Once again I won some tickets for a show (when will I win the Euromillions?? I wish…).
This time I won some tickets to see a concert from Dagmar Krause, but due to illness it was cancelled. As compensation, I was offered tickets to see C P Taylor’s 1981 play “Good” staged on the Royal Exchange Theatre by Polly Findlay.
“Good” tries to explain how a harmless German academic finds himself reluctantly caught up in Hitler’s rise to power, and how he unsuspectingly becomes an instrument in the atrocities at Auschwitz.
John Halder (Adrian Rawlins) is a devoted family man who teaches German literature, hates the Nazis and whose best friend is a Jewish doctor. In 1933 he can’t believe that the new National Socialist government will be able to implement its outrageous policies. Meanwhile his home life is disrupted by his needy, neurotic wife and a blind mother with dementia; and at work he’s distracted by an attractive blonde student who can’t see the relevance of Goethe’s Faust.

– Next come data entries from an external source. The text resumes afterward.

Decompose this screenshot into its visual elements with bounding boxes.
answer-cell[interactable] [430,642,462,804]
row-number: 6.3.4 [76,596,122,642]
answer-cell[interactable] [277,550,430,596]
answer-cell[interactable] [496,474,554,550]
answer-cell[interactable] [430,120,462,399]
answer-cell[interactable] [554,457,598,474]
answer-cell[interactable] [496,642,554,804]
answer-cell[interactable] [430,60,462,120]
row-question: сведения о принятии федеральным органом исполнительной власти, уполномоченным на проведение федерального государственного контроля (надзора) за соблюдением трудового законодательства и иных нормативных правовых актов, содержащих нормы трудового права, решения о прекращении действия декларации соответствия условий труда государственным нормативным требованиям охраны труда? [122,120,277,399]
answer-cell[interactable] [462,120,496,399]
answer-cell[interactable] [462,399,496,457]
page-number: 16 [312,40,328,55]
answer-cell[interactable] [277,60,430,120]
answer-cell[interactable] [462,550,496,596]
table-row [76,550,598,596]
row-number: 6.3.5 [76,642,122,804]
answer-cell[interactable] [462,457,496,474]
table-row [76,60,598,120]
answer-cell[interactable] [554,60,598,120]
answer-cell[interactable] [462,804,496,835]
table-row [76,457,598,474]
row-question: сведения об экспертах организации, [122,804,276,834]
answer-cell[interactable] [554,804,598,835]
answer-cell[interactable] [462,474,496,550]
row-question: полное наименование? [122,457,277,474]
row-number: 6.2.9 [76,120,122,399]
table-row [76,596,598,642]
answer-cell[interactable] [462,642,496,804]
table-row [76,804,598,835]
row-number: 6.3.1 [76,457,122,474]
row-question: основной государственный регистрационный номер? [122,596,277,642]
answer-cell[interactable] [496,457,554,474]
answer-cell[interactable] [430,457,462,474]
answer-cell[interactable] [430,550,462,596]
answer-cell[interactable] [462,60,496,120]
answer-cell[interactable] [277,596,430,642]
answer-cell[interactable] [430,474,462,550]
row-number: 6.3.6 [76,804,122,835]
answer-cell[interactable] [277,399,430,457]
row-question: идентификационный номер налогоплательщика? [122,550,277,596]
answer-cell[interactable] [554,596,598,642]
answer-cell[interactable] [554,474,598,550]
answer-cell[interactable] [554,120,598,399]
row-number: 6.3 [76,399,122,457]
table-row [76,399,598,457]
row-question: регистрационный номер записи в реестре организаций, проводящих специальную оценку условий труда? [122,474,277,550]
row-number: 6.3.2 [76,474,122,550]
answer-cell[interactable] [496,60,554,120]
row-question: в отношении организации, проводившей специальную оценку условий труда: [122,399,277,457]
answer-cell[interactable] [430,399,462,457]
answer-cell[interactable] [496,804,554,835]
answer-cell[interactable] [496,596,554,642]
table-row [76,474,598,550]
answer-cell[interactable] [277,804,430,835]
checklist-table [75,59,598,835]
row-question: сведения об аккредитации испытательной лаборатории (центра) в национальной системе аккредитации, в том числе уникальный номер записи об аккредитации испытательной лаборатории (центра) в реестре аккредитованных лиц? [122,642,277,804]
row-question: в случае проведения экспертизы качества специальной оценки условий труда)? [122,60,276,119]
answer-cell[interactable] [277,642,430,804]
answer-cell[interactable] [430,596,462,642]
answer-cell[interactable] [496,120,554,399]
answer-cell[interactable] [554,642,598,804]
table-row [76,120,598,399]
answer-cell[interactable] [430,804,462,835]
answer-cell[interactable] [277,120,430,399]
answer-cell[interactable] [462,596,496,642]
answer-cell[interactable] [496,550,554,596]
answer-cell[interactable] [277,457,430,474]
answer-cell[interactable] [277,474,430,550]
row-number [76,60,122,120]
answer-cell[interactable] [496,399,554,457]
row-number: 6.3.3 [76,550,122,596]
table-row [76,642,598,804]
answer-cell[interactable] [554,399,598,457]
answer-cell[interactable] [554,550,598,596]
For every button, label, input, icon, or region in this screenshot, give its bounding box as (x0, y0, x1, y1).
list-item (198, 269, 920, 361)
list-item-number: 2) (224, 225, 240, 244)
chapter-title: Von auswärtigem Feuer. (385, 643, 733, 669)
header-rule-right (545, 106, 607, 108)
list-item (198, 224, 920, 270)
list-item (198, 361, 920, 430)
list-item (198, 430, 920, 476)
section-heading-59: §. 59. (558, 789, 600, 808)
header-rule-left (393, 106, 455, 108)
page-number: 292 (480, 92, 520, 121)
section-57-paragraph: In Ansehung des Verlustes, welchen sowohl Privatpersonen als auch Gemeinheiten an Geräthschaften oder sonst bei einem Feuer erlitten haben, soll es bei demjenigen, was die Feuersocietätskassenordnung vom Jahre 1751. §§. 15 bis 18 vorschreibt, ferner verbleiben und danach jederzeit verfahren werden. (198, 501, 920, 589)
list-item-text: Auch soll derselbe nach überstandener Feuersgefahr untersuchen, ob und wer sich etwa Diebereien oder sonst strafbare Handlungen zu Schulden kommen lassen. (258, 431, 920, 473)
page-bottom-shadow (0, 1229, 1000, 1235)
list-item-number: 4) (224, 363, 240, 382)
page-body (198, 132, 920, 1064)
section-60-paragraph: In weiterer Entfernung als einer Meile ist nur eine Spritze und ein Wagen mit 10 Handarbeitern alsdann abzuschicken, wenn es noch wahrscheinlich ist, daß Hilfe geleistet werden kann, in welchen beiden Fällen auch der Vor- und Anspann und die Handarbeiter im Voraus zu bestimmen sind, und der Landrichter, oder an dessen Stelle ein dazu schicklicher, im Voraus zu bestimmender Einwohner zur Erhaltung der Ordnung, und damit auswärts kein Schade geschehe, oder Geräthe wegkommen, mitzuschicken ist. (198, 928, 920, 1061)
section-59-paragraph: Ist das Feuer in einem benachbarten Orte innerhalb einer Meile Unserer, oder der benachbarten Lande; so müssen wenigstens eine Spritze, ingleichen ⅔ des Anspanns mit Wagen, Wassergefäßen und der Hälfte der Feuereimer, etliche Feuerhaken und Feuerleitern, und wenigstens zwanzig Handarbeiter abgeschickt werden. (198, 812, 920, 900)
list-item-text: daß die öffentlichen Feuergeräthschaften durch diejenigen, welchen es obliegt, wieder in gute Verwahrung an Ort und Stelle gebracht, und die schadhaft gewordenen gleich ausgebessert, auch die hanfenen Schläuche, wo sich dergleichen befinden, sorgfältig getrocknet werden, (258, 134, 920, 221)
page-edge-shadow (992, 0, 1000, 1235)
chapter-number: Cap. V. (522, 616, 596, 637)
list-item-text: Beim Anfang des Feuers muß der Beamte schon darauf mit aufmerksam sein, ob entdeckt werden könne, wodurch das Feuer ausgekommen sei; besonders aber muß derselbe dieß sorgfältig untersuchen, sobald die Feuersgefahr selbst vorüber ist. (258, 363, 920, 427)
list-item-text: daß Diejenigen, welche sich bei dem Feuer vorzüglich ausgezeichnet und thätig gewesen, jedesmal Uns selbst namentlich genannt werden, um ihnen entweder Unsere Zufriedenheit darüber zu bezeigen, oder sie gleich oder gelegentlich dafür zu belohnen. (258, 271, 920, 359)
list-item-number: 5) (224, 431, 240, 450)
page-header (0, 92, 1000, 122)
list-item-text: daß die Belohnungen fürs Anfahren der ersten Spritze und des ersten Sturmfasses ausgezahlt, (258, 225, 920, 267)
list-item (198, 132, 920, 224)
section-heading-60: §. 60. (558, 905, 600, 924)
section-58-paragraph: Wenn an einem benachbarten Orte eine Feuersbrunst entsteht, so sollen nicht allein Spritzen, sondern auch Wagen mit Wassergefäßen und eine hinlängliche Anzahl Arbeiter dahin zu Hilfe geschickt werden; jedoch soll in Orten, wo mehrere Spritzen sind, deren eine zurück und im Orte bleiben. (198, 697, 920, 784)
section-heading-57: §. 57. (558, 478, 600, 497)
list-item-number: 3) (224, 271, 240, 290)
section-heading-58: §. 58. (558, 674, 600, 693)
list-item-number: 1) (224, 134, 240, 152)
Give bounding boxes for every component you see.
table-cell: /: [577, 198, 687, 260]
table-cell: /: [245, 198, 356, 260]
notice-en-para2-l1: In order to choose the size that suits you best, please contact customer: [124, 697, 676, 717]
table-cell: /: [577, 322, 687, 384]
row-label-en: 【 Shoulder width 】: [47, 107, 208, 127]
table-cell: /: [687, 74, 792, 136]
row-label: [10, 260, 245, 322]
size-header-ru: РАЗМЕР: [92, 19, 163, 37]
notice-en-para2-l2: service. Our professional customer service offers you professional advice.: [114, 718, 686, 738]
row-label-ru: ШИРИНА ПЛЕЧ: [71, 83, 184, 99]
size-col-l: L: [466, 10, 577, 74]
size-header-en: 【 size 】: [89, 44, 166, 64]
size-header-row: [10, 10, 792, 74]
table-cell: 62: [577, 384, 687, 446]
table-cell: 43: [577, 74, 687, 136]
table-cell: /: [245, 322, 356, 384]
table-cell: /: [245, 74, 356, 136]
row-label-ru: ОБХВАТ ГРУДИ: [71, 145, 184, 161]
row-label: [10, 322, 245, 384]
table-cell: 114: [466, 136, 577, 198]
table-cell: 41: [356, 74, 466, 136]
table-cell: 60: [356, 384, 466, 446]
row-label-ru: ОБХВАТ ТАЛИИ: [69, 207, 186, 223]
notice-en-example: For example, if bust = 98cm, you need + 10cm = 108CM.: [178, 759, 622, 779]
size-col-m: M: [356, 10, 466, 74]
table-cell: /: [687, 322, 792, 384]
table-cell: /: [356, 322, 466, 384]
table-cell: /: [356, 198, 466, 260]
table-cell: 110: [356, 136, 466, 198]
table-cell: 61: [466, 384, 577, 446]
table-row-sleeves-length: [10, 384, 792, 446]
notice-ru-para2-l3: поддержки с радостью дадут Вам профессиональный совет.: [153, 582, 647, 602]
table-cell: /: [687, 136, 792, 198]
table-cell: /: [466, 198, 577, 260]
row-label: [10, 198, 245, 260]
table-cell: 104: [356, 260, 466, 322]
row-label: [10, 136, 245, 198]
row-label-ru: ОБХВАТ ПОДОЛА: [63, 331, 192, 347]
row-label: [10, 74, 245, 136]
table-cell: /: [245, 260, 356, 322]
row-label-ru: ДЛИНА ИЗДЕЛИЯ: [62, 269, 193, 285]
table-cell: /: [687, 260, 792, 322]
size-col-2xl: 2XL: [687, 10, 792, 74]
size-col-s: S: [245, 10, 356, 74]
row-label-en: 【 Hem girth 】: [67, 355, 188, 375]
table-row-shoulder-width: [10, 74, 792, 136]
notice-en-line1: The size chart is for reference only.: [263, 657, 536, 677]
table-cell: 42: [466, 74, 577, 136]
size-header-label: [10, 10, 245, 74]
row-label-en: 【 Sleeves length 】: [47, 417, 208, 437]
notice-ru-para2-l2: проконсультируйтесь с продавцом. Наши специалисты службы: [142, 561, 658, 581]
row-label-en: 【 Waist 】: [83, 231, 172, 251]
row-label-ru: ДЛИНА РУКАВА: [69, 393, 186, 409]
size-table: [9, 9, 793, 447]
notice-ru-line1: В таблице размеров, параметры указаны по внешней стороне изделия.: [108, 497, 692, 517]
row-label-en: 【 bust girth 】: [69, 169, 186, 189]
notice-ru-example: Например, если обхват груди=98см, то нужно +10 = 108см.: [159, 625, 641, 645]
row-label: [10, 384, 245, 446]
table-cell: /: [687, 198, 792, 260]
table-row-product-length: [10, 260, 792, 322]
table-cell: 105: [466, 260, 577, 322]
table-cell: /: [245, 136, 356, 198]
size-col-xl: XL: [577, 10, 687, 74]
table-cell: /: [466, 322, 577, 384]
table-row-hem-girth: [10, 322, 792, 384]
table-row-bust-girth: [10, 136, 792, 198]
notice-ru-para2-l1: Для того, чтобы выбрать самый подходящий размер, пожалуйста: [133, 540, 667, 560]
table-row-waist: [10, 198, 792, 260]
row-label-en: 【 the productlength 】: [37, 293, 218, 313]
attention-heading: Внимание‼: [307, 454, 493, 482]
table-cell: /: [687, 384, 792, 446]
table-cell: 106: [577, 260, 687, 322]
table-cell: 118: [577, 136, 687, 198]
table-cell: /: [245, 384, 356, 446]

John tries to be good but is torn between conflicting interests, not least his own desire for an easier life. He tries to comfort his Jewish friend Maurice although he won’t help him; he loves his musical wife but abandons her for the charms of the pretty blonde; he wants to help his disabled mother but hasn’t the patience to care for her properly.
John’s sense of chaos is mimicked by overlapping scenes, by his confidential asides to the audience, and by frequent interruptions from a troupe of invisible singers and musicians. Jazz standards, operatic arias and religious cantatas pop out at him from drawers, handbags and coffee pots wherever he goes.

Adrian Rawlins’ Professor Halder is a typical unkempt intellectual, weak but well-meaning – however his selfishness and vanity allow him to be seduced firstly by the lovely young Anne (Beth Park) and later by the Nazis and their smart SS uniform.
Polly Findlay's production for the Royal Exchange gets across the chaotic, dreamlike structure of the piece, bringing out both the humour and the darkness in the play. It is about asking whether good people can be persuaded to do very bad things. It turns to those of us who condemn what the Nazis did and asks whether we can truly say that our actions would have been radically different from the thousands of people who were as "good" as we believe ourselves to be or whether we would have had the courage to swim against the prevailing tide.On the surface, this is a very dark comedy, but concealed beneath is something rather more complex that questions how we view ourselves and others as human beings. This play quite easily makes us think and leads us to an uncertain limbo where moral choices could conflict with our instincts for survival.
For a complex play it turns out the answers are quite simple: be nice to other people, and Nazis really are nasty. This staging of “Good” is a very talented production of an absorbing modern classic.